While we saw the return of the dirty word (sale) as inevitable, the question is: Is it too late? Comps this quarter hit a yearly low of 31.7% while online sales plunged 34%. Conversion rates (-10%) and traffic (-17%) are not moving in the right direction. The bottom line is that JCP customers have headed for the exit and it might take a lot of begging to get them back. With gross margins already down more than 600 basis points (bps) this quarter, driving traffic back in the stores will not be inexpensive. Translation: big sales, even lower gross margins.
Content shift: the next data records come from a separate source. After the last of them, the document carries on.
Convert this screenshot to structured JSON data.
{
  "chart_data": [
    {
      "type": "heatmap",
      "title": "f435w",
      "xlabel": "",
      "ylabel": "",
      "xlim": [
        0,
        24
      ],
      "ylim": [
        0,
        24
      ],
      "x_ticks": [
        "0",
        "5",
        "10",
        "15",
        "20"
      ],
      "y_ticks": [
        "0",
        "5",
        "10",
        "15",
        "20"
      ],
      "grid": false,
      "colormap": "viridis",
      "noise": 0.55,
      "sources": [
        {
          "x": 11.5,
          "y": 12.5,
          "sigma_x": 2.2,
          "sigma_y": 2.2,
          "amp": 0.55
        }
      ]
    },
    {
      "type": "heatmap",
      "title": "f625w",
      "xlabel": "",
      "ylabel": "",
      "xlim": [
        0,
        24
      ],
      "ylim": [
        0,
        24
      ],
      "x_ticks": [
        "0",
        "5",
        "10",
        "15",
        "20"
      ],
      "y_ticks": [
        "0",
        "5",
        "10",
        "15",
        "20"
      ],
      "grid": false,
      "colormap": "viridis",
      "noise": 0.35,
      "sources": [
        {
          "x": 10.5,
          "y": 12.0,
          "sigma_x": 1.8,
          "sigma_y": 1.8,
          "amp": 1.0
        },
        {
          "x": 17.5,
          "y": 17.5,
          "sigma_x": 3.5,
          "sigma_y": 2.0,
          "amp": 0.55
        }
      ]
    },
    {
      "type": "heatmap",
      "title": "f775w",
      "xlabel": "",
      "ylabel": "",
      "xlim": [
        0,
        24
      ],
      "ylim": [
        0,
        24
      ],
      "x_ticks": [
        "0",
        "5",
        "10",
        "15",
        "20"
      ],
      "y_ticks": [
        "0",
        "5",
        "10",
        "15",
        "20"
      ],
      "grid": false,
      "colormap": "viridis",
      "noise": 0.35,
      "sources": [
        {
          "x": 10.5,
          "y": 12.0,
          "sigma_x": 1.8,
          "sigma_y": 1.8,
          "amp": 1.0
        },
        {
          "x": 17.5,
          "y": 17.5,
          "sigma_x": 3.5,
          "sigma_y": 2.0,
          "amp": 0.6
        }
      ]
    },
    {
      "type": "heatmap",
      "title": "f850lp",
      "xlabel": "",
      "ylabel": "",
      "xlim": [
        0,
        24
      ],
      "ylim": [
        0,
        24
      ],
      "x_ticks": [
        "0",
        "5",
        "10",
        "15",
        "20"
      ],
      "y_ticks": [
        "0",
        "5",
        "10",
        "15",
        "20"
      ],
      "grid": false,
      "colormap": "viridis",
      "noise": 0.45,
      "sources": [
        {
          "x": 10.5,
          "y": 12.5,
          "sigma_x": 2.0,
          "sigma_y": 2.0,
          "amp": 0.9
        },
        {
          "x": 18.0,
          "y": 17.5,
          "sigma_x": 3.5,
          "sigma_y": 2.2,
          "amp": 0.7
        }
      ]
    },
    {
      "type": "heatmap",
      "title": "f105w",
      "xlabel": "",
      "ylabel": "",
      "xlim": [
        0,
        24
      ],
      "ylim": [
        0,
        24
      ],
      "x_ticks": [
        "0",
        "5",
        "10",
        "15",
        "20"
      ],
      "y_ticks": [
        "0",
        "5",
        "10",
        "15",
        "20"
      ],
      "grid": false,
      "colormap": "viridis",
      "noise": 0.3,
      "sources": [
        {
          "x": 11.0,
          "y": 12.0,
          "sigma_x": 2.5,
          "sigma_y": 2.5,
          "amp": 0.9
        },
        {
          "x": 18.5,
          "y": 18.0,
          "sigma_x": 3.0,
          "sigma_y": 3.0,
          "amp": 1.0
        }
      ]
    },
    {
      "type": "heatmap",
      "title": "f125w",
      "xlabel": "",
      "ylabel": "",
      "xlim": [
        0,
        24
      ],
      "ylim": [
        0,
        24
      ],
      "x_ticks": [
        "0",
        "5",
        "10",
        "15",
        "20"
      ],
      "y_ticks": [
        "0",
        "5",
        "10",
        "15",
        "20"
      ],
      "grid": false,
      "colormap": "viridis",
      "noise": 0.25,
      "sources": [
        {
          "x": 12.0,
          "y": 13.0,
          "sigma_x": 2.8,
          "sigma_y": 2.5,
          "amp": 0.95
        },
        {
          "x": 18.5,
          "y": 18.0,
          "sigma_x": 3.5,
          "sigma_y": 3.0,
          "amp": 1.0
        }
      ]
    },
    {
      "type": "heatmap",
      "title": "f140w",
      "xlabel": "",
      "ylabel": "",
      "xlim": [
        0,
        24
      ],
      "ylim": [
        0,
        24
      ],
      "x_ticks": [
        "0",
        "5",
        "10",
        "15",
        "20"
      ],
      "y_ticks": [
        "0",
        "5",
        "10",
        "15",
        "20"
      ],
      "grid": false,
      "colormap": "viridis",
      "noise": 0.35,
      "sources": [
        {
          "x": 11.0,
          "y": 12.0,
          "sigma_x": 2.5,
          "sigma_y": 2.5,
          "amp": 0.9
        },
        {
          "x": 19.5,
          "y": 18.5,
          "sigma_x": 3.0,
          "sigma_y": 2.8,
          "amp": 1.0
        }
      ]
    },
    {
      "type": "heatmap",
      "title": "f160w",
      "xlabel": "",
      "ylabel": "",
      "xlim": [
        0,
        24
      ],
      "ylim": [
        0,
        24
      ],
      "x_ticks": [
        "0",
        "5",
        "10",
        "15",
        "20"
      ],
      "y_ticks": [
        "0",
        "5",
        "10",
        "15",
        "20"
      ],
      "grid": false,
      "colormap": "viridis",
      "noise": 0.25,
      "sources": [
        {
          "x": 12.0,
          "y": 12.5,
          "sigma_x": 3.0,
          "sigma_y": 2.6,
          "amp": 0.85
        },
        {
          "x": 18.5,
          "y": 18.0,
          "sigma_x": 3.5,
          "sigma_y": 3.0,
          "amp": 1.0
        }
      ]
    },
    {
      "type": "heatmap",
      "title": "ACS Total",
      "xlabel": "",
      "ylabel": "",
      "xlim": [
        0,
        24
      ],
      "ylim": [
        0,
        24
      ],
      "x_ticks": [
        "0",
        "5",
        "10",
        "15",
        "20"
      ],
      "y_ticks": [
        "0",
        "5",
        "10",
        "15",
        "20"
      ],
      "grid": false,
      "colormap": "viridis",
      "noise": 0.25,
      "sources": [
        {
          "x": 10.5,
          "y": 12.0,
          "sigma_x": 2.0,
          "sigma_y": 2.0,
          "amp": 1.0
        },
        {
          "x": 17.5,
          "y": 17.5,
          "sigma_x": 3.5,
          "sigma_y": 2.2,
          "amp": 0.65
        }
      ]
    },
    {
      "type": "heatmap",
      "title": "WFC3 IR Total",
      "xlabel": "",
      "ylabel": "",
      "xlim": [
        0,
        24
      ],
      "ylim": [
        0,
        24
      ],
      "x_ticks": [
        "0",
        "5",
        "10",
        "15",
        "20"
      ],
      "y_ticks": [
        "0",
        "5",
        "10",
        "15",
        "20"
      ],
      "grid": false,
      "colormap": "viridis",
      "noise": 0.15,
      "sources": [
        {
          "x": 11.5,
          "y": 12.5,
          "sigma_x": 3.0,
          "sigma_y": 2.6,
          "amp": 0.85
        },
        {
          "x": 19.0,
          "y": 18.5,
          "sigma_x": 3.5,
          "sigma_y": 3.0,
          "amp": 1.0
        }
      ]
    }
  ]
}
While there are plenty of stats from the quarter to pick apart (which many people did on Twitter), the most interesting part of last night's conference call was not the long-awaited admission that the "no sales" strategy was a failure. Rather it was Johnson's complete reversal in willingness to give us reason to hope. Just two weeks ago, in a CNBC interview, Johnson suggested 2013 would be a year of return to growth. That statement gave me a flashback to when JCP issued guidance last year with resounding confidence. We all know how that worked out. Last night, when he was questioned about current business, Johnson told investors he does not want to be in the guidance business. He also went a step further. After elaborating on shop-in-shop performance last quarter, we learned no updates on shop-in-shop are coming until one year after opening.

With the worst comp of the year in our back pocket and no update on February (flat comps were floating around in the media), it is going to be a long wait.